Por ter tampa e quem chutá-la, Sergipe não fica de todo para trás, mesmo que demore décadas para descer essa benção por lá. E podemos combinar que depois do Canela-Fina ela dificilmente vai descer de novo daquele jeito.

Nascido de 13 de julho de 1949, um ano, três dias e zero minutos antes da tragédia de 50. Exatamente às 16:37h, mesmo horário do gol de direita do Ghiggia. Foi praticamente forjado na derrota, não fosse por um ano e três dias de diferença. Batizado como Jackson na cidade de Estância, onde até então não existia um Jackson sequer.

A ideia foi do pai Válber, que trabalhava na impressão do Jornal Jardim. Para conseguir se diferenciar do Jornal da Cidade, o Jardim era metido a besta e publicava uns textos de autor estrangeiro, que o filho do dono (também metido a besta) copiava dos jornais dos Estados Unidos, onde morava. Válber, que não tinha nada a ver com isso, gostou da ideia de copiar dos outros e achou que identificar algumas palavras num conto policial de um Jack-não-sei-das-quantas era o suficiente pra escolher o nome do filho.

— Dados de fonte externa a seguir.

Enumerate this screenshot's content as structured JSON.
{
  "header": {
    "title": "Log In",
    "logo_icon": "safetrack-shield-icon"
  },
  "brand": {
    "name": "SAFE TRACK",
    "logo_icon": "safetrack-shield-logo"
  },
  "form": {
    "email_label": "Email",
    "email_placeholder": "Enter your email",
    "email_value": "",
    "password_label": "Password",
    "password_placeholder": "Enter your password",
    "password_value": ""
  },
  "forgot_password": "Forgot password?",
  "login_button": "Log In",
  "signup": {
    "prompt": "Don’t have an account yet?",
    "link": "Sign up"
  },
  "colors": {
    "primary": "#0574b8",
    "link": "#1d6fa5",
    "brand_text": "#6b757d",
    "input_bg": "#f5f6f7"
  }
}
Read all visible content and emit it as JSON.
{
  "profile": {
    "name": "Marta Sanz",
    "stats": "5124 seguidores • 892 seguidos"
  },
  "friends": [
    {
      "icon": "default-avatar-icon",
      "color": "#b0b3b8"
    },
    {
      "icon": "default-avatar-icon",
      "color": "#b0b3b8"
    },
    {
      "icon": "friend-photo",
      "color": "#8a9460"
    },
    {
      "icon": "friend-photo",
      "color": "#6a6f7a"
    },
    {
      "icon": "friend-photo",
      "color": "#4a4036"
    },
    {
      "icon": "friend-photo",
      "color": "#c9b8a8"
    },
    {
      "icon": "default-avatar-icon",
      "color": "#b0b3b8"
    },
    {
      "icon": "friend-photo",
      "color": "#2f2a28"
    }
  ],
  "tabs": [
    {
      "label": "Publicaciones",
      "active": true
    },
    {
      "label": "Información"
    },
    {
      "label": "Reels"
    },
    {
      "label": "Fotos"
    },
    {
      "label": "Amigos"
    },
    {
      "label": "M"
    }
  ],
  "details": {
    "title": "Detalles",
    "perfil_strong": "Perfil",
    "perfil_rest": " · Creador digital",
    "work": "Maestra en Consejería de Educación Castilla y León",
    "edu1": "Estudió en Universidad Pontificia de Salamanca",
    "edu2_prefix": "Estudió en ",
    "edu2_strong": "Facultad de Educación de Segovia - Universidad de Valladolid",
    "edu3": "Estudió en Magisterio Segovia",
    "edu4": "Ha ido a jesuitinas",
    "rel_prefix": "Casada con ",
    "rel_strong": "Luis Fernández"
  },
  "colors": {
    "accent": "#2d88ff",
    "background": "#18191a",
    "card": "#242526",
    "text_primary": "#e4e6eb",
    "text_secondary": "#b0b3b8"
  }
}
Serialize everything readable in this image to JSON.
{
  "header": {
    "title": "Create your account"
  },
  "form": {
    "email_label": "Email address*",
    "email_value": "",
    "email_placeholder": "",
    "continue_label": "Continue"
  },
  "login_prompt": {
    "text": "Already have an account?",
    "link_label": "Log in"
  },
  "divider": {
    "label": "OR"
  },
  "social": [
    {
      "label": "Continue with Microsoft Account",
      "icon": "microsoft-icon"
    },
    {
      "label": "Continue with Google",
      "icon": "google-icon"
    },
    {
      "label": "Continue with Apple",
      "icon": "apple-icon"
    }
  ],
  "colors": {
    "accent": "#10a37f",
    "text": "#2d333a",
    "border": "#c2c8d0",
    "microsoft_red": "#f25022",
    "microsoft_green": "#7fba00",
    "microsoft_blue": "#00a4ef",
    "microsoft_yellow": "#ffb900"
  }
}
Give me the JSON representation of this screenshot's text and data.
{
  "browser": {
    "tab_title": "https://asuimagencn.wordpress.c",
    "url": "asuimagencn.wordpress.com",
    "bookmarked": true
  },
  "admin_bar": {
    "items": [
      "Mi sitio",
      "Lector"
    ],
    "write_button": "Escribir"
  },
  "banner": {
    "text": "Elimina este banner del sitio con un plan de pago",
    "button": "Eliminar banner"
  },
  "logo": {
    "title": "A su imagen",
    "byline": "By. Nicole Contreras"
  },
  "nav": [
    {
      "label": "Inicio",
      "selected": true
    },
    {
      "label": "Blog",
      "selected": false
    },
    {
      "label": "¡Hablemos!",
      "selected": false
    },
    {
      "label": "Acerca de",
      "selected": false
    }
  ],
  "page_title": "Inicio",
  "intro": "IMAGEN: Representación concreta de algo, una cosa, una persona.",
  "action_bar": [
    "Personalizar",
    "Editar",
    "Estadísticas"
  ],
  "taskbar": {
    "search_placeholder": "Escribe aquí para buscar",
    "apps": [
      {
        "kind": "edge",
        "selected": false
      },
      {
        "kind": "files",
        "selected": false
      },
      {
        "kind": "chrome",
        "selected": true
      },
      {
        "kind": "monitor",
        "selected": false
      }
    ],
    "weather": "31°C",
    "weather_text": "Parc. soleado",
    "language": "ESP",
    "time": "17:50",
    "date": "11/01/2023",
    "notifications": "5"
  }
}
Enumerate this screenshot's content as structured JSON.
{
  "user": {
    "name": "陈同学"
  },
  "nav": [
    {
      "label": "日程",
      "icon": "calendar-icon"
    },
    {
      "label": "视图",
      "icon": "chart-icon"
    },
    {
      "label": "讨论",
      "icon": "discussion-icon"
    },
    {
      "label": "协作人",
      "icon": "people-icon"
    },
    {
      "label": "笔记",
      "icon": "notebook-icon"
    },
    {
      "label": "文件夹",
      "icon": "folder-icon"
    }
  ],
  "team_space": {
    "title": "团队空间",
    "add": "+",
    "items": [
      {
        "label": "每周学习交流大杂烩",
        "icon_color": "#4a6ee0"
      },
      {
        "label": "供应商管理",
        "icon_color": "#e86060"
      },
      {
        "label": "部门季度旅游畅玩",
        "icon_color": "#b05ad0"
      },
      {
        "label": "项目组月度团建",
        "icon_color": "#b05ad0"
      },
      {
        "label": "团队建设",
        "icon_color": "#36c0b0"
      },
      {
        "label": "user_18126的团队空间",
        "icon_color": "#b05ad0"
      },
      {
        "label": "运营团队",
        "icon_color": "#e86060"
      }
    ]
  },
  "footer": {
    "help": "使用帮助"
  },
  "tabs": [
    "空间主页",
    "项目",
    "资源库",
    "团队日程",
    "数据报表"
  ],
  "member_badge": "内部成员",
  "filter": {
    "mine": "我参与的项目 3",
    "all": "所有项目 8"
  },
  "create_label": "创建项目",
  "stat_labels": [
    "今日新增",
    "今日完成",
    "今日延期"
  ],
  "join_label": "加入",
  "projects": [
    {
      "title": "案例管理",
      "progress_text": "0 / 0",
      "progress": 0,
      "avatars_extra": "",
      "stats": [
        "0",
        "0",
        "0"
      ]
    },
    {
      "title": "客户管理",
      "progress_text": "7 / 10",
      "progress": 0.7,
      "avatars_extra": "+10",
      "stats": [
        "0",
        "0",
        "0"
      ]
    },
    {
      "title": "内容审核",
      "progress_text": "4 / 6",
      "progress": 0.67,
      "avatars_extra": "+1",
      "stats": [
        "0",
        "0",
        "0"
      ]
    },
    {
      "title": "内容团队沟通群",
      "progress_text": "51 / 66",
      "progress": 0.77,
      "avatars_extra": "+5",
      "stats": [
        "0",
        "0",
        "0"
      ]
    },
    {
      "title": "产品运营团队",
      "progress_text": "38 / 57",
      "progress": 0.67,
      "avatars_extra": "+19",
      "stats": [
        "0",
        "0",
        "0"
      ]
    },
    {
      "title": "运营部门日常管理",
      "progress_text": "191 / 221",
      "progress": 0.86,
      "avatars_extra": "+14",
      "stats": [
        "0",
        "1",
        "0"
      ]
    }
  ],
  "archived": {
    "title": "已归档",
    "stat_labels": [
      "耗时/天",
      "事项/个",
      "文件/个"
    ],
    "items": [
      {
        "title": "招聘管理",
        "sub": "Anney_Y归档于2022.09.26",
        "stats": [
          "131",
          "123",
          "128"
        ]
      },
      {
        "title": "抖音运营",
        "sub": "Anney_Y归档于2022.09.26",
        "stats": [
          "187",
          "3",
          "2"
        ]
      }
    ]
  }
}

O Canela-Fina foi acréscimo do Juninho Cambalhota, que desde os 6 anos jogava bola com o Jackson no campinho atrás da antiga Rua do Comércio. Na soma, virou Jackson Canela-Fina. Não fosse Juninho, ele ganharia o apelido do mesmo jeito, porque era de dar dó a finura dos cambito onde Jackson tinha que se sustentar. Se ninguém registrasse a alcunha, o próprio gramado ia fazer o trabalho de protocolar seu nome de jogo.

A parteira Jacira também reconheceu a anomalia e já alguns anos depois de nascido — quando o garoto começou a pegar nas tampas de Coca — avisou pra mãe que aquele ali não podia jogar bola não, porque com um carrinho errado ele se acabava todo.

Jackson, que fez questão de ouvir de canto a conversa da mãe com a parteira, mal se abalou e decidiu que nunca na vida ia tomar um carrinho. Não porque não ia jogar bola, mas porque ia se esquivar de todos. Não deu outra. Ao invés de fraqueza, fez dos cambitos seus maiores trunfos. Ganhou uma velocidade e uma lisura que nem na voadora conseguiam alcançar as canelas.

Em toda a carreira, se foi parado por carrinho, foram 4 ou 5 vezes. De resto, escapava de todos. Era giro pra lá, salto pra cá e a única falta que dava pra fazer no Jackson era se jogar com tudo no tronco dele, coisa que faria os Jack-ianques-não-sei-das-quantas chamar de tackle, jogada de futebol americano. Parecia uma mariposa em campo; se recusava a ser caçado. Era de uma objetividade que faria até os Cristianos Ronaldos de hoje em dia ficarem boquiabertos.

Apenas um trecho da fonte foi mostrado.